El loco aquel

El loco aquel

 

Despacio en curva

 

Alberto Aguilar.

 

Atreverse a vivir en sentido contrario va más allá de la privación de la razón o del juicio.

Poquito a poco, vamos despojándonos de esa autenticidad que nos viene de la infancia: Enunciaciones atrevidas y dispares; invención de palabras; muecas graciosas; acciones audaces; rienda suelta a la imaginación; incipientes descubrimientos y negación de las normas sociales; estiramiento de los brazos de la libertad naciente…: formas todas de una plenitud que empieza a conocer la incomprensión del mundo, la encarnación de comportamientos que algo tienen de neurosis, de llamativos disparates que tienen el descalificativo de incoherentes.

Pasando el tiempo, la exaltación del ánimo se va condicionando, las demostraciones de abierto amor y sincero egoísmo pasan por el filtro de lo permisible para poder vivir, en adelante, con la aceptación social tan necesaria en las relaciones interpersonales.

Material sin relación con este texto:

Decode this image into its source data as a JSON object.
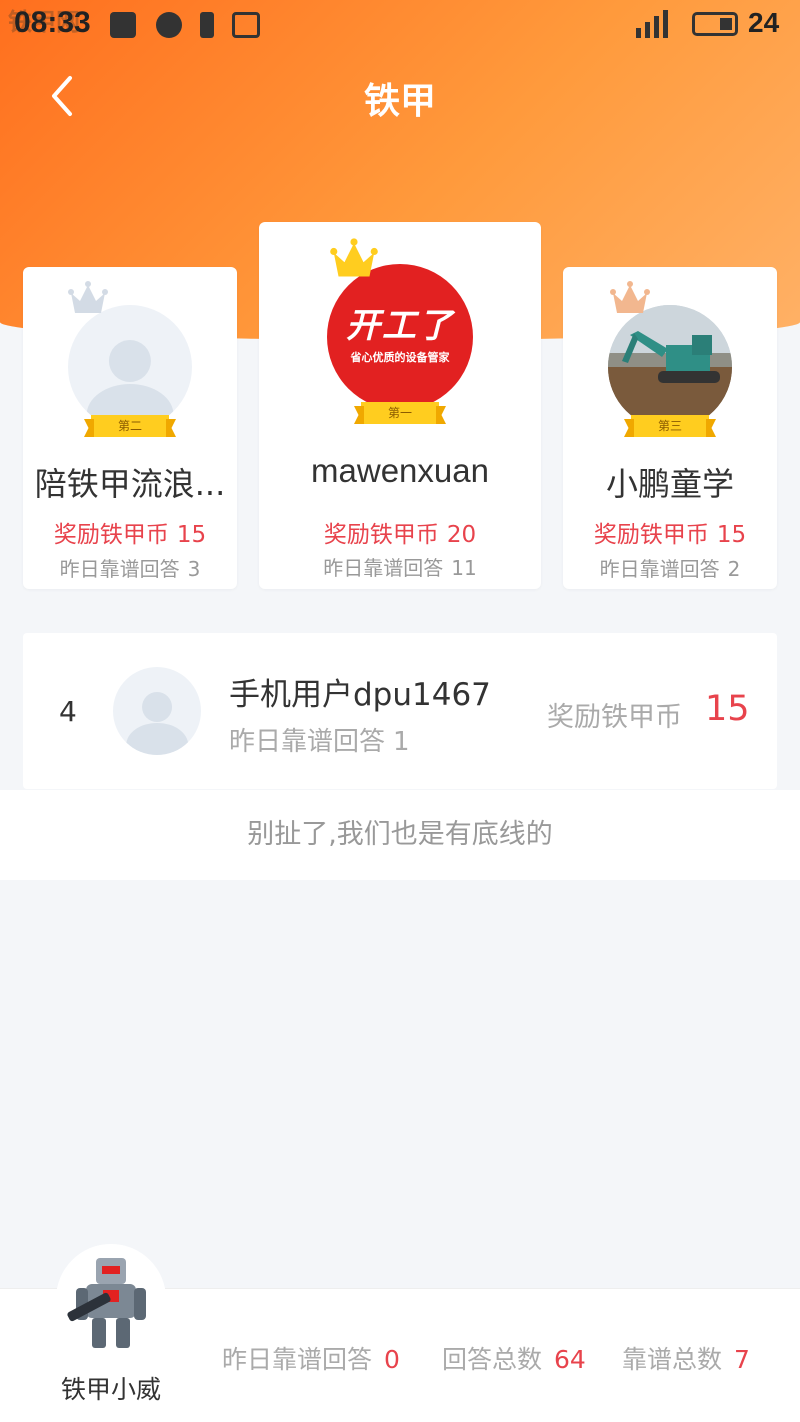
{
  "status_bar": {
    "time": "08:33",
    "battery": "24",
    "watermark": "铁甲网"
  },
  "nav": {
    "title": "铁甲"
  },
  "podium": [
    {
      "rank_label": "第二",
      "name": "陪铁甲流浪...",
      "reward_label": "奖励铁甲币",
      "reward_value": "15",
      "sub_label": "昨日靠谱回答",
      "sub_value": "3",
      "crown_color": "#c9d2de"
    },
    {
      "rank_label": "第一",
      "name": "mawenxuan",
      "reward_label": "奖励铁甲币",
      "reward_value": "20",
      "sub_label": "昨日靠谱回答",
      "sub_value": "11",
      "crown_color": "#ffcd1f",
      "logo_main": "开工了",
      "logo_sub": "省心优质的设备管家"
    },
    {
      "rank_label": "第三",
      "name": "小鹏童学",
      "reward_label": "奖励铁甲币",
      "reward_value": "15",
      "sub_label": "昨日靠谱回答",
      "sub_value": "2",
      "crown_color": "#f2b78f"
    }
  ],
  "list": [
    {
      "rank": "4",
      "name": "手机用户dpu1467",
      "sub_label": "昨日靠谱回答",
      "sub_value": "1",
      "reward_label": "奖励铁甲币",
      "reward_value": "15"
    }
  ],
  "footer_note": "别扯了,我们也是有底线的",
  "me": {
    "name": "铁甲小威",
    "stats": [
      {
        "label": "昨日靠谱回答",
        "value": "0"
      },
      {
        "label": "回答总数",
        "value": "64"
      },
      {
        "label": "靠谱总数",
        "value": "7"
      }
    ]
  },
  "colors": {
    "accent": "#ff7a22",
    "reward": "#e8434c"
  }
}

Eso que llaman conducta social normada cuyo objetivo es mantener el orden, es, a la postre, lo mismo que el trabajo del tintorero sobre una prenda. Sí, es cierto que esta persona hace un tratamiento que permite teñir, planchar o limpiar en seco mediante procedimientos los tejidos y prendas de vestir. Sin embargo, en esa pretensión de eliminar u ocultar lo que da aviso de manchas y arrugas y desaliño, le quita a la vez su esencia primigenia: en adelante la prenda disimula o presume eso que en definitiva ya no es. Queda cada vez más lo aparente para ser admisible por el ojo humano.

Fue Carlos Monsiváis quien pudo condensar ese faltante que las normas sociales nos arrebataron por entero: “He visto a las mejores mentes de mi generación destruidas por la falta de locura”.

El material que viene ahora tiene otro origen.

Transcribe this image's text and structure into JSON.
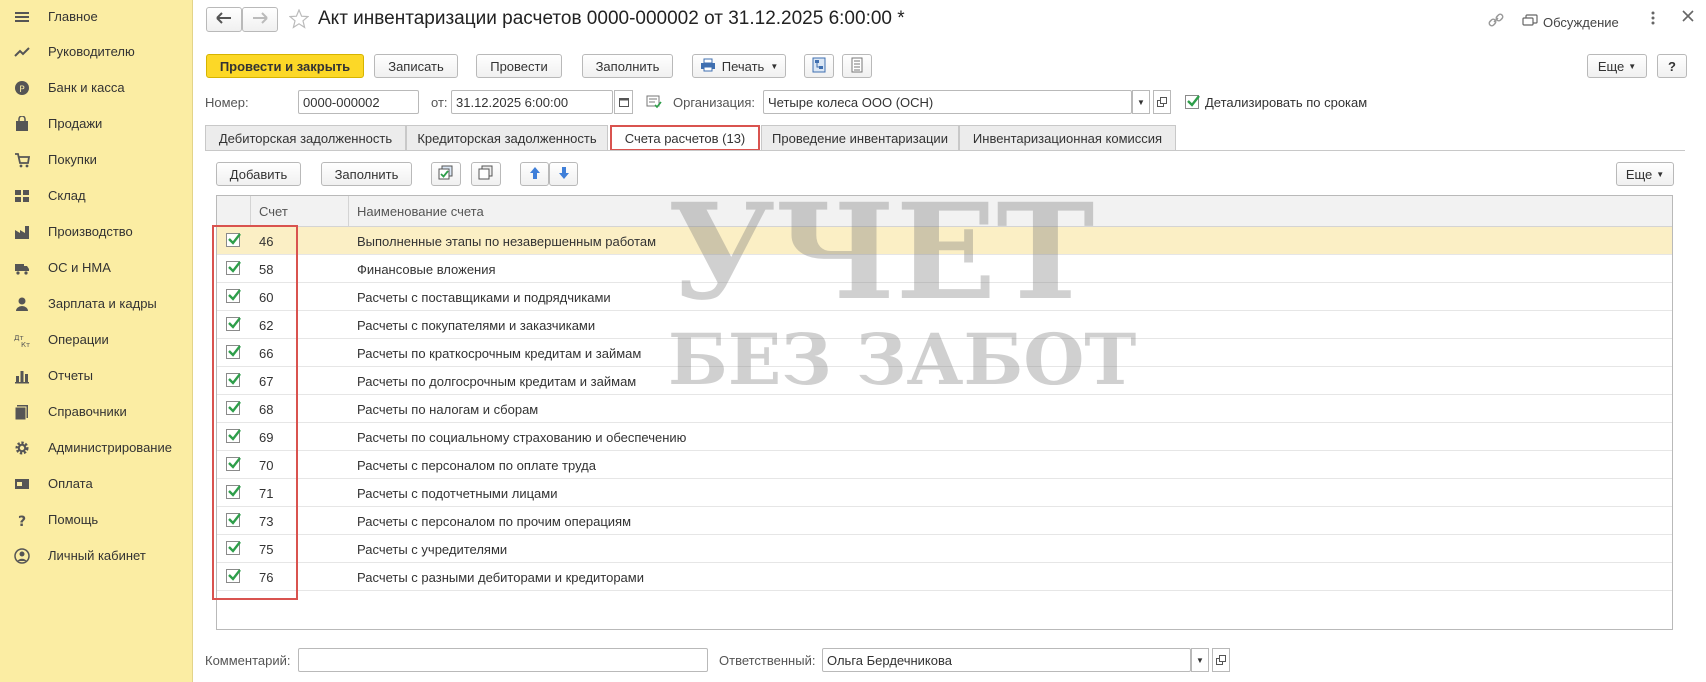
{
  "sidebar": {
    "items": [
      {
        "label": "Главное",
        "icon": "menu-icon"
      },
      {
        "label": "Руководителю",
        "icon": "trend-icon"
      },
      {
        "label": "Банк и касса",
        "icon": "coin-icon"
      },
      {
        "label": "Продажи",
        "icon": "bag-icon"
      },
      {
        "label": "Покупки",
        "icon": "cart-icon"
      },
      {
        "label": "Склад",
        "icon": "grid-icon"
      },
      {
        "label": "Производство",
        "icon": "factory-icon"
      },
      {
        "label": "ОС и НМА",
        "icon": "truck-icon"
      },
      {
        "label": "Зарплата и кадры",
        "icon": "person-icon"
      },
      {
        "label": "Операции",
        "icon": "dt-kt-icon"
      },
      {
        "label": "Отчеты",
        "icon": "bar-chart-icon"
      },
      {
        "label": "Справочники",
        "icon": "books-icon"
      },
      {
        "label": "Администрирование",
        "icon": "gear-icon"
      },
      {
        "label": "Оплата",
        "icon": "card-icon"
      },
      {
        "label": "Помощь",
        "icon": "question-icon"
      },
      {
        "label": "Личный кабинет",
        "icon": "account-icon"
      }
    ]
  },
  "header": {
    "title": "Акт инвентаризации расчетов 0000-000002 от 31.12.2025 6:00:00 *",
    "discussion_label": "Обсуждение"
  },
  "toolbar": {
    "post_close": "Провести и закрыть",
    "save": "Записать",
    "post": "Провести",
    "fill": "Заполнить",
    "print": "Печать",
    "more": "Еще",
    "help": "?"
  },
  "form": {
    "number_label": "Номер:",
    "number_value": "0000-000002",
    "date_label": "от:",
    "date_value": "31.12.2025  6:00:00",
    "org_label": "Организация:",
    "org_value": "Четыре колеса ООО (ОСН)",
    "detail_label": "Детализировать по срокам",
    "detail_checked": true,
    "comment_label": "Комментарий:",
    "comment_value": "",
    "responsible_label": "Ответственный:",
    "responsible_value": "Ольга Бердечникова"
  },
  "tabs": [
    "Дебиторская задолженность",
    "Кредиторская задолженность",
    "Счета расчетов (13)",
    "Проведение инвентаризации",
    "Инвентаризационная комиссия"
  ],
  "active_tab": 2,
  "table_toolbar": {
    "add": "Добавить",
    "fill": "Заполнить",
    "more": "Еще"
  },
  "table": {
    "headers": {
      "account": "Счет",
      "name": "Наименование счета"
    },
    "rows": [
      {
        "checked": true,
        "account": "46",
        "name": "Выполненные этапы по незавершенным работам"
      },
      {
        "checked": true,
        "account": "58",
        "name": "Финансовые вложения"
      },
      {
        "checked": true,
        "account": "60",
        "name": "Расчеты с поставщиками и подрядчиками"
      },
      {
        "checked": true,
        "account": "62",
        "name": "Расчеты с покупателями и заказчиками"
      },
      {
        "checked": true,
        "account": "66",
        "name": "Расчеты по краткосрочным кредитам и займам"
      },
      {
        "checked": true,
        "account": "67",
        "name": "Расчеты по долгосрочным кредитам и займам"
      },
      {
        "checked": true,
        "account": "68",
        "name": "Расчеты по налогам и сборам"
      },
      {
        "checked": true,
        "account": "69",
        "name": "Расчеты по социальному страхованию и обеспечению"
      },
      {
        "checked": true,
        "account": "70",
        "name": "Расчеты с персоналом по оплате труда"
      },
      {
        "checked": true,
        "account": "71",
        "name": "Расчеты с подотчетными лицами"
      },
      {
        "checked": true,
        "account": "73",
        "name": "Расчеты с персоналом по прочим операциям"
      },
      {
        "checked": true,
        "account": "75",
        "name": "Расчеты с учредителями"
      },
      {
        "checked": true,
        "account": "76",
        "name": "Расчеты с разными дебиторами и кредиторами"
      }
    ]
  },
  "watermark": {
    "line1": "УЧЕТ",
    "line2": "БЕЗ ЗАБОТ"
  },
  "colors": {
    "sidebar": "#fbeda3",
    "primary_button": "#fcd827",
    "highlight_border": "#d9534f",
    "selected_row": "#fbefc5",
    "check_green": "#2e9e4a",
    "arrow_blue": "#3f7fd9"
  }
}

Ya sea locura de amor, locura emotiva, locura depresiva, locura diatésica, locura hereditaria, locura peiagrosa, locura progresiva, locura regresiva, locura senil, locura religiosa, locura vanidosa, locura de poder, sea la que fuere llegan a resultar atractivas en la suma de sus lances al confrontarlo con nuestra vida lineal, ortodoxa, incolora, insabora, sin objeciones, sin riesgos o cuestionamientos, ajena de epifanías que den euforia a la existencia.

Hay espíritus libres que pronto se asquean de tener razón, de hacer lo que estrictamente conduce al éxito, de la eficaz fórmula ñoña de ser feliz, de métodos que castran la posibilidad de experimentar otra cosa.

La búsqueda de ser siempre el mismo y siempre diferente nos lleva a fantasías que se antojan como propias. Memorable es el personaje tierno y quebradizo que Miguel de Cervantes Saavedra crea en El licenciado vidriera: “Imaginóse el desdichado que era todo hecho de vidrio, y con esa imaginación, cuando alguno se llegaba a él, daba tremendas voces pidiendo y suplicando con palabras y razones concertadas que no se le acercasen, porque le quebrarían; que era real y verdaderamente él no era como los otros hombres: que todo era de vidrio de pies a cabeza”.

Está el caso de Florencio Sánchez, personaje de Fernando Vallejo en el libro El fuego secreto: “Despanzurraba las palabras. Las inflaba hasta la hipérbole o las minimizaba hasta la aniquilación. Decía ‘pobretón’ y hablaba de un millonario, y llamaba ‘genio’ a cualquier medianía de su vecindad. Sus límites de significado no eran los míos, los de usted, los de todo el mundo. Haciéndose así el loco poco a poco lo logró, y paseaba su locura por un inmenso jardín. ‘Mi mamá es mi papa’, afirmaba”.

Ser lo que se es, sin atenuantes, es la defensa del loco aquel que siempre ha habitado en uno, pero que en su condición de domesticado vive los favores complacientes de la aprobación colectiva.